Without their bank, customers can’t buy things from your web store. Once your store recognizes a purchase, it sends that information to the customer’s bank, who’ll confirm (or not) whether the buyer has enough money available to them to buy that new Scotty Cameron putter. Once the customer’s bank confirms adequate funds (and here’s hoping they do) the wheels are set in motion.
This is where all your profits from your online sales are deposited. Allow two or three days for the money to land there — now that you understand all the parties involved in a sale, and how they function together, you can understand why!
As long as the customer has enough money in their account and their card isn’t blocked for whatever reason, the sale can be authorized. But not before a few important, behind-the-scenes actions take place: The customer correctly enters their payment information on your checkout page, the payment gateway transfers that record to your payment processor, who informs your customer’s payment provider, who checks in with their bank. Then, and only then, can you celebrate an authorized sale!
Exhale — the customer’s payment has been accepted. To execute your sale, money has to pass from the customer’s bank account through your payment processing company to you. Your payment gateway — that frisky software sitting in the background of your online store — confirms it and sends the information along to both parties. But you’re not done there.

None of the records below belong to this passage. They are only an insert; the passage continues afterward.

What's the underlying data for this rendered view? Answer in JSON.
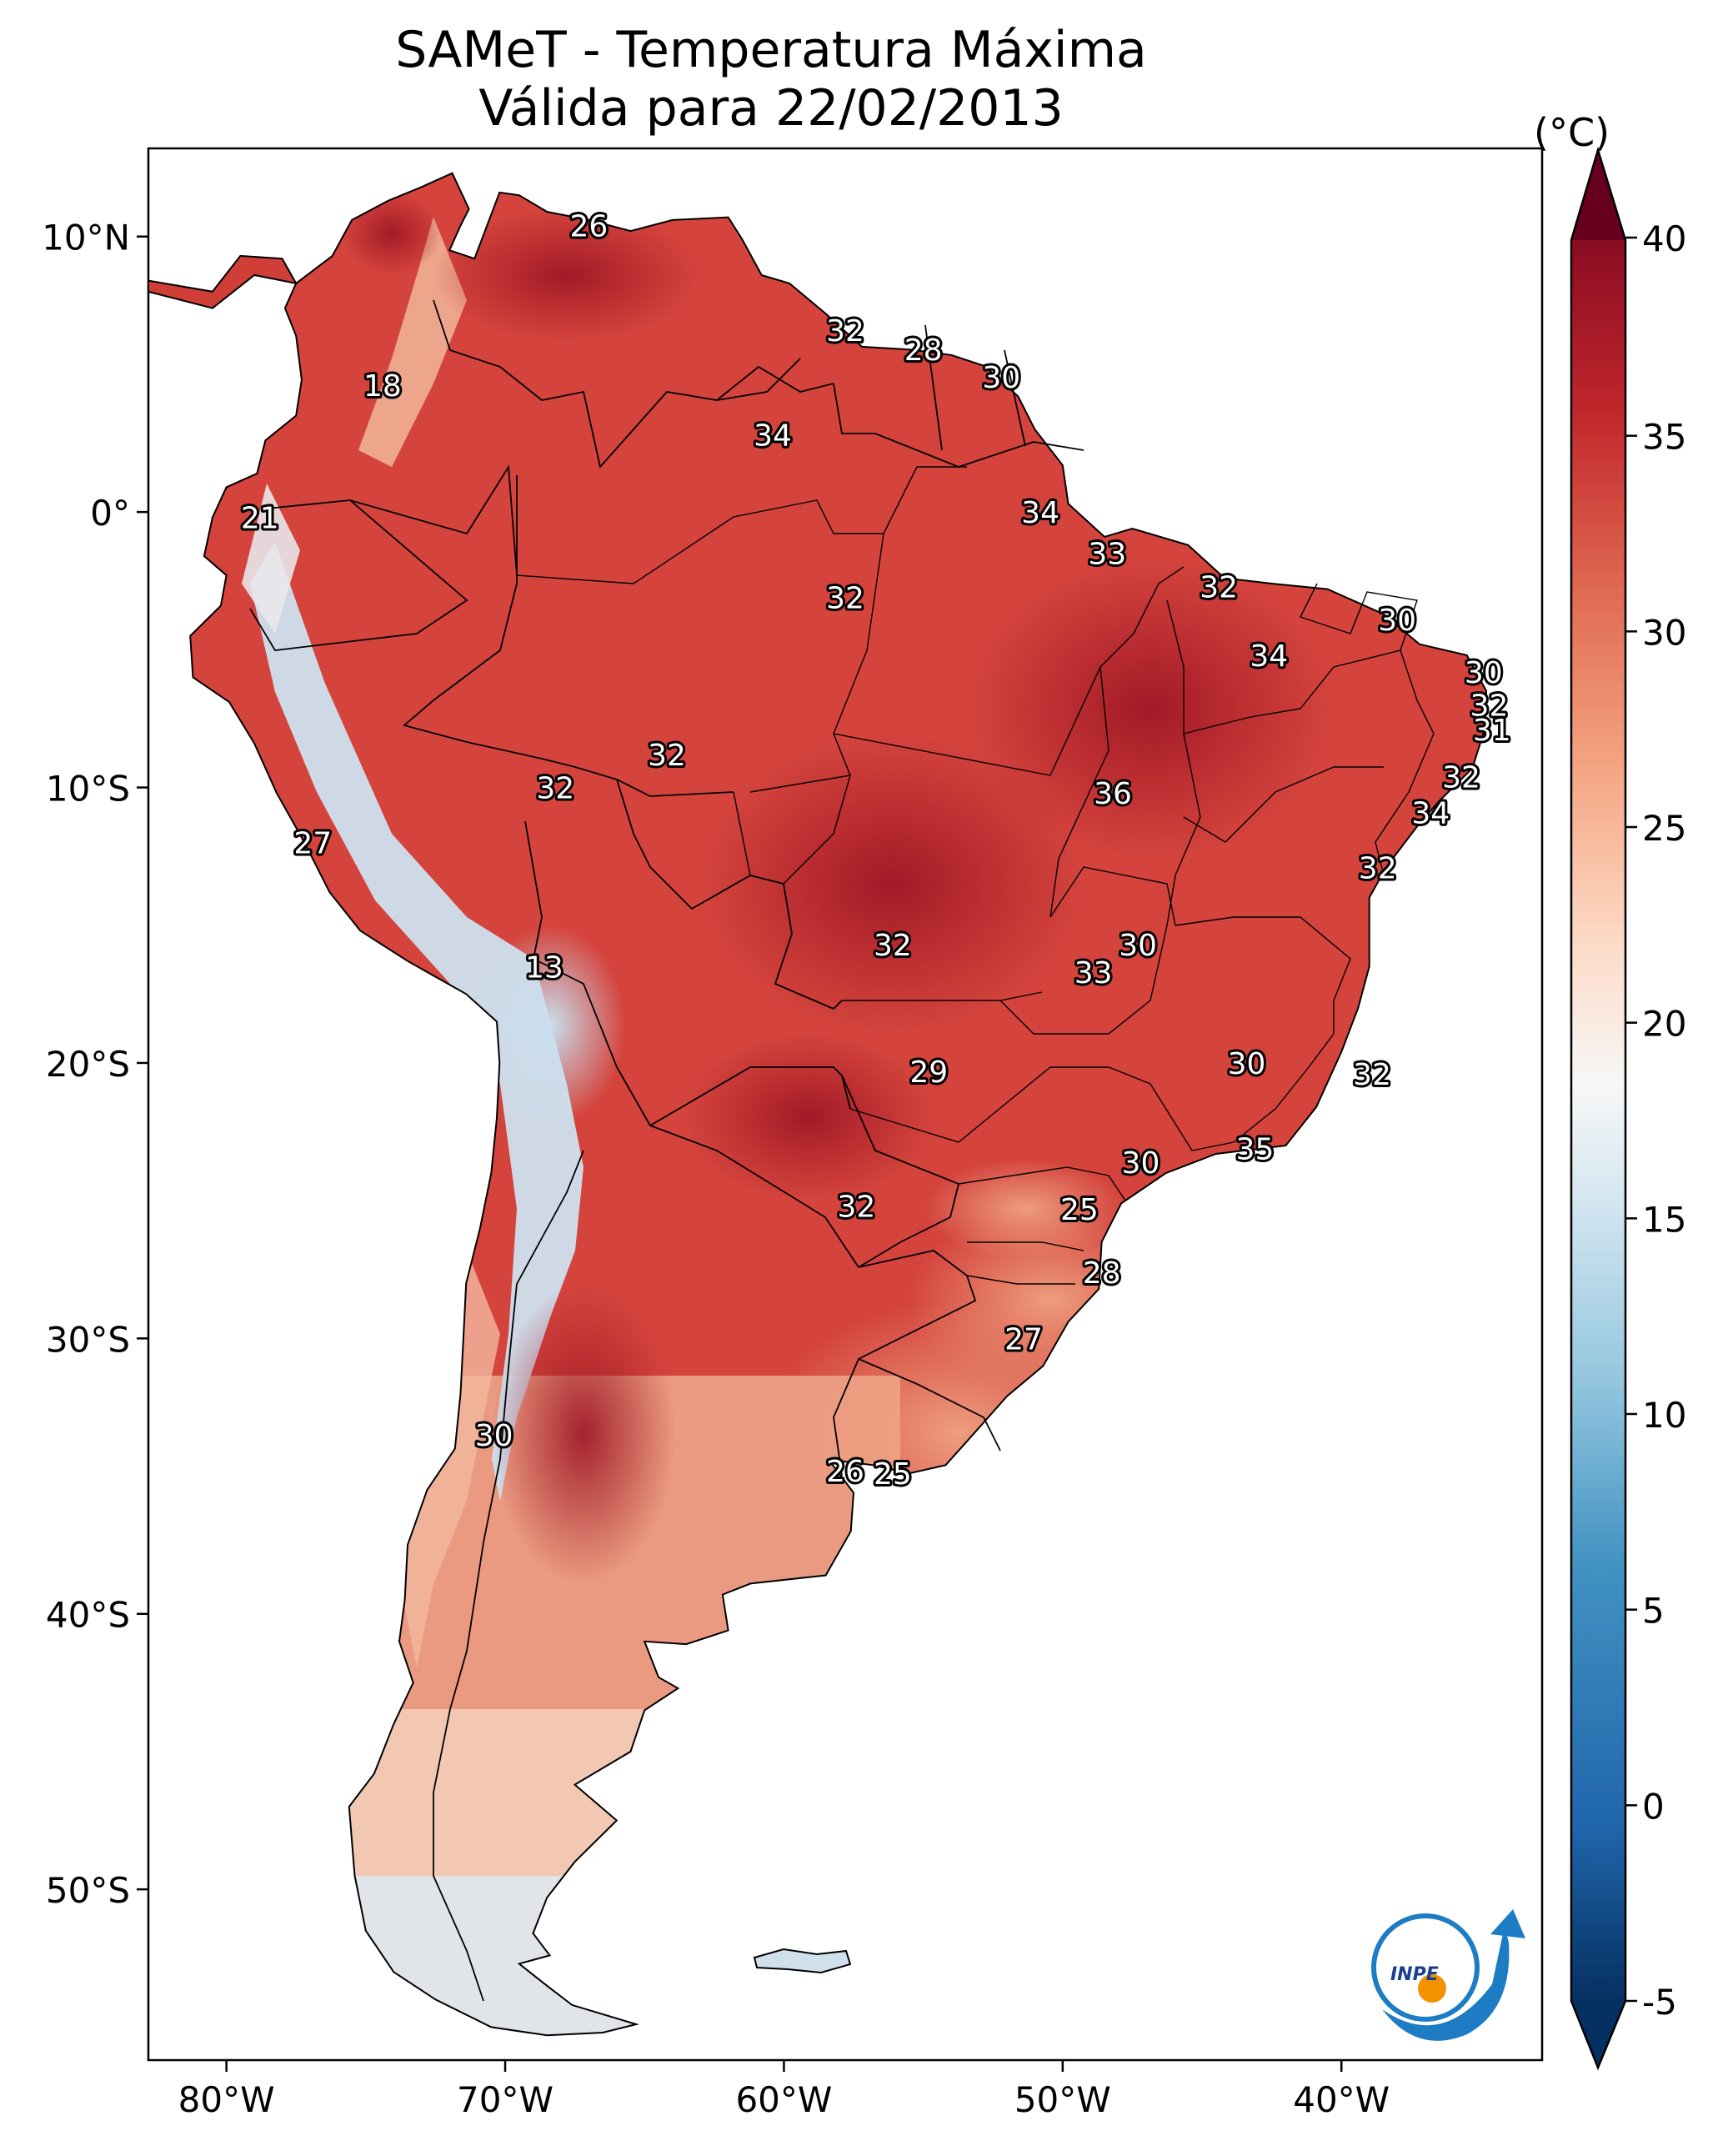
{
  "title_line1": "SAMeT - Temperatura Máxima",
  "title_line2": "Válida para 22/02/2013",
  "colorbar": {
    "unit_label": "(°C)",
    "ticks": [
      "40",
      "35",
      "30",
      "25",
      "20",
      "15",
      "10",
      "5",
      "0",
      "-5"
    ],
    "range": [
      -5,
      40
    ],
    "extend": "both",
    "colormap": "RdBu_r",
    "colors": {
      "min": "#053061",
      "low": "#2166ac",
      "midlow": "#92c5de",
      "mid": "#f7f7f7",
      "midhigh": "#f4a582",
      "high": "#d6604d",
      "max": "#67001f"
    }
  },
  "axes": {
    "lat_ticks": [
      "10°N",
      "0°",
      "10°S",
      "20°S",
      "30°S",
      "40°S",
      "50°S"
    ],
    "lon_ticks": [
      "80°W",
      "70°W",
      "60°W",
      "50°W",
      "40°W"
    ]
  },
  "map_extent": {
    "lon": [
      -82.8,
      -32.8
    ],
    "lat": [
      -56.2,
      13.2
    ]
  },
  "region": "South America",
  "point_labels": [
    {
      "text": "26",
      "lon": -67.0,
      "lat": 10.4
    },
    {
      "text": "32",
      "lon": -57.8,
      "lat": 6.6
    },
    {
      "text": "28",
      "lon": -55.0,
      "lat": 5.9
    },
    {
      "text": "30",
      "lon": -52.2,
      "lat": 4.9
    },
    {
      "text": "18",
      "lon": -74.4,
      "lat": 4.6
    },
    {
      "text": "34",
      "lon": -60.4,
      "lat": 2.8
    },
    {
      "text": "21",
      "lon": -78.8,
      "lat": -0.2
    },
    {
      "text": "34",
      "lon": -50.8,
      "lat": 0.0
    },
    {
      "text": "33",
      "lon": -48.4,
      "lat": -1.5
    },
    {
      "text": "32",
      "lon": -44.4,
      "lat": -2.7
    },
    {
      "text": "32",
      "lon": -57.8,
      "lat": -3.1
    },
    {
      "text": "30",
      "lon": -38.0,
      "lat": -3.9
    },
    {
      "text": "34",
      "lon": -42.6,
      "lat": -5.2
    },
    {
      "text": "30",
      "lon": -34.9,
      "lat": -5.8
    },
    {
      "text": "32",
      "lon": -34.7,
      "lat": -7.0
    },
    {
      "text": "31",
      "lon": -34.6,
      "lat": -7.9
    },
    {
      "text": "32",
      "lon": -64.2,
      "lat": -8.8
    },
    {
      "text": "32",
      "lon": -35.7,
      "lat": -9.6
    },
    {
      "text": "32",
      "lon": -68.2,
      "lat": -10.0
    },
    {
      "text": "36",
      "lon": -48.2,
      "lat": -10.2
    },
    {
      "text": "34",
      "lon": -36.8,
      "lat": -10.9
    },
    {
      "text": "27",
      "lon": -76.9,
      "lat": -12.0
    },
    {
      "text": "32",
      "lon": -38.7,
      "lat": -12.9
    },
    {
      "text": "32",
      "lon": -56.1,
      "lat": -15.7
    },
    {
      "text": "30",
      "lon": -47.3,
      "lat": -15.7
    },
    {
      "text": "33",
      "lon": -48.9,
      "lat": -16.7
    },
    {
      "text": "13",
      "lon": -68.6,
      "lat": -16.5
    },
    {
      "text": "30",
      "lon": -43.4,
      "lat": -20.0
    },
    {
      "text": "29",
      "lon": -54.8,
      "lat": -20.3
    },
    {
      "text": "32",
      "lon": -38.9,
      "lat": -20.4
    },
    {
      "text": "35",
      "lon": -43.1,
      "lat": -23.1
    },
    {
      "text": "30",
      "lon": -47.2,
      "lat": -23.6
    },
    {
      "text": "32",
      "lon": -57.4,
      "lat": -25.2
    },
    {
      "text": "25",
      "lon": -49.4,
      "lat": -25.3
    },
    {
      "text": "28",
      "lon": -48.6,
      "lat": -27.6
    },
    {
      "text": "27",
      "lon": -51.4,
      "lat": -30.0
    },
    {
      "text": "30",
      "lon": -70.4,
      "lat": -33.5
    },
    {
      "text": "26",
      "lon": -57.8,
      "lat": -34.8
    },
    {
      "text": "25",
      "lon": -56.1,
      "lat": -34.9
    }
  ],
  "logo": {
    "text": "INPE"
  }
}
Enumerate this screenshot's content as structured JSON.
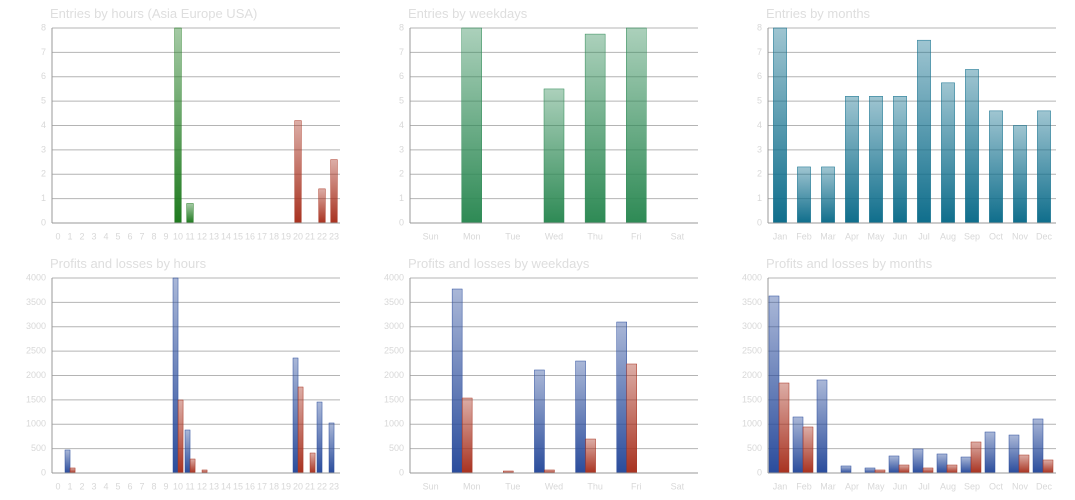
{
  "chart_data": [
    {
      "type": "bar",
      "title": "Entries by hours (Asia Europe USA)",
      "categories": [
        "0",
        "1",
        "2",
        "3",
        "4",
        "5",
        "6",
        "7",
        "8",
        "9",
        "10",
        "11",
        "12",
        "13",
        "14",
        "15",
        "16",
        "17",
        "18",
        "19",
        "20",
        "21",
        "22",
        "23"
      ],
      "values": [
        0,
        0,
        0,
        0,
        0,
        0,
        0,
        0,
        0,
        0,
        8,
        0.8,
        0,
        0,
        0,
        0,
        0,
        0,
        0,
        0,
        4.2,
        0,
        1.4,
        2.6
      ],
      "colors": [
        "#1e7a1e",
        "#1e7a1e",
        "#1e7a1e",
        "#1e7a1e",
        "#1e7a1e",
        "#1e7a1e",
        "#1e7a1e",
        "#1e7a1e",
        "#1e7a1e",
        "#1e7a1e",
        "#1e7a1e",
        "#1e7a1e",
        "#1e7a1e",
        "#1e7a1e",
        "#1e7a1e",
        "#1e7a1e",
        "#1e7a1e",
        "#1e7a1e",
        "#1e7a1e",
        "#1e7a1e",
        "#a83220",
        "#a83220",
        "#a83220",
        "#a83220"
      ],
      "ylim": [
        0,
        8
      ],
      "yticks": [
        0,
        1,
        2,
        3,
        4,
        5,
        6,
        7,
        8
      ],
      "grid": true
    },
    {
      "type": "bar",
      "title": "Entries by weekdays",
      "categories": [
        "Sun",
        "Mon",
        "Tue",
        "Wed",
        "Thu",
        "Fri",
        "Sat"
      ],
      "values": [
        0,
        8,
        0,
        5.5,
        7.75,
        8,
        0
      ],
      "color": "#2e8a55",
      "ylim": [
        0,
        8
      ],
      "yticks": [
        0,
        1,
        2,
        3,
        4,
        5,
        6,
        7,
        8
      ],
      "grid": true
    },
    {
      "type": "bar",
      "title": "Entries by months",
      "categories": [
        "Jan",
        "Feb",
        "Mar",
        "Apr",
        "May",
        "Jun",
        "Jul",
        "Aug",
        "Sep",
        "Oct",
        "Nov",
        "Dec"
      ],
      "values": [
        8,
        2.3,
        2.3,
        5.2,
        5.2,
        5.2,
        7.5,
        5.75,
        6.3,
        4.6,
        4,
        4.6
      ],
      "color": "#0f6e8c",
      "ylim": [
        0,
        8
      ],
      "yticks": [
        0,
        1,
        2,
        3,
        4,
        5,
        6,
        7,
        8
      ],
      "grid": true
    },
    {
      "type": "grouped-bar",
      "title": "Profits and losses by hours",
      "categories": [
        "0",
        "1",
        "2",
        "3",
        "4",
        "5",
        "6",
        "7",
        "8",
        "9",
        "10",
        "11",
        "12",
        "13",
        "14",
        "15",
        "16",
        "17",
        "18",
        "19",
        "20",
        "21",
        "22",
        "23"
      ],
      "series": [
        {
          "color": "#2a4c9c",
          "values": [
            0,
            472,
            0,
            0,
            0,
            0,
            0,
            0,
            0,
            0,
            4000,
            882,
            0,
            0,
            0,
            0,
            0,
            0,
            0,
            0,
            2359,
            0,
            1456,
            1026
          ]
        },
        {
          "color": "#a83220",
          "values": [
            0,
            103,
            0,
            0,
            0,
            0,
            0,
            0,
            0,
            0,
            1497,
            287,
            62,
            0,
            0,
            0,
            0,
            0,
            0,
            0,
            1764,
            410,
            0,
            0
          ]
        }
      ],
      "ylim": [
        0,
        4000
      ],
      "yticks": [
        0,
        500,
        1000,
        1500,
        2000,
        2500,
        3000,
        3500,
        4000
      ],
      "grid": true
    },
    {
      "type": "grouped-bar",
      "title": "Profits and losses by weekdays",
      "categories": [
        "Sun",
        "Mon",
        "Tue",
        "Wed",
        "Thu",
        "Fri",
        "Sat"
      ],
      "series": [
        {
          "color": "#2a4c9c",
          "values": [
            0,
            3774,
            0,
            2113,
            2297,
            3097,
            0
          ]
        },
        {
          "color": "#a83220",
          "values": [
            0,
            1538,
            41,
            62,
            697,
            2236,
            0
          ]
        }
      ],
      "ylim": [
        0,
        4000
      ],
      "yticks": [
        0,
        500,
        1000,
        1500,
        2000,
        2500,
        3000,
        3500,
        4000
      ],
      "grid": true
    },
    {
      "type": "grouped-bar",
      "title": "Profits and losses by months",
      "categories": [
        "Jan",
        "Feb",
        "Mar",
        "Apr",
        "May",
        "Jun",
        "Jul",
        "Aug",
        "Sep",
        "Oct",
        "Nov",
        "Dec"
      ],
      "series": [
        {
          "color": "#2a4c9c",
          "values": [
            3631,
            1149,
            1908,
            144,
            103,
            349,
            492,
            390,
            328,
            841,
            779,
            1108
          ]
        },
        {
          "color": "#a83220",
          "values": [
            1846,
            944,
            0,
            0,
            62,
            164,
            103,
            164,
            636,
            0,
            369,
            267
          ]
        }
      ],
      "ylim": [
        0,
        4000
      ],
      "yticks": [
        0,
        500,
        1000,
        1500,
        2000,
        2500,
        3000,
        3500,
        4000
      ],
      "grid": true
    }
  ]
}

While your sales are typically processed within two or three days, you won’t be in the clear completely once that money lands in your bank account. You still have to fork over a portion of each sale to your payment processing company, which collects a fee on every charge and smacks you with the bill at the end of each month. Beware: You also pay transaction fees on refunds.
What This Means For You
Setting Up Your Website
When does a website become an online store? When you first open a Store page, when the products are uploaded, or when you add prices? Nope. Only when your website is set up to properly accept payment do you have a real, functioning online store. Partner with a payment processor like PayPal, Stripe, or Square; their automated systems enable safe payments that go through so quickly, you won’t even have time to think about how this multi-layered process actually works. They are often all-in-one solutions that include the payment gateway as well as the payment processing system so you don;t have to manage multiple providers.
If you’ve learned anything so far from this post, it’s that there are a lot of people with hands on your transactions! And all these people want to be paid — they’re running a business too. You’ll have fees to pay out on each sale, plus some fixed monthly costs. With all these outsiders biting into your profits, it’s important you build a price structure that still allows you to win on each sale you make, or at least win overall at the end of each month. For payment processors/gateway for example, they usually take a percentage of each transaction value plus a fixed amount that usually falls at about 3% plus $0.30.
Should you hesitate to take your business online for security reasons? We think, when it comes to web sales, the positives vastly outweigh the negatives. Sure, there can be security concerns, but those exist offline as much as they do online. Fraud wasn’t invented along with the Internet. It’s important to educate yourself on the many security tools you have at your disposal and take all the safety measures available to you as an online business.
Now that you can sell to your customers online, you need to accept payments there too. Payments, pricing, and protection all function differently online than in-person — learn how before your first purchase and you’ll be set up for success.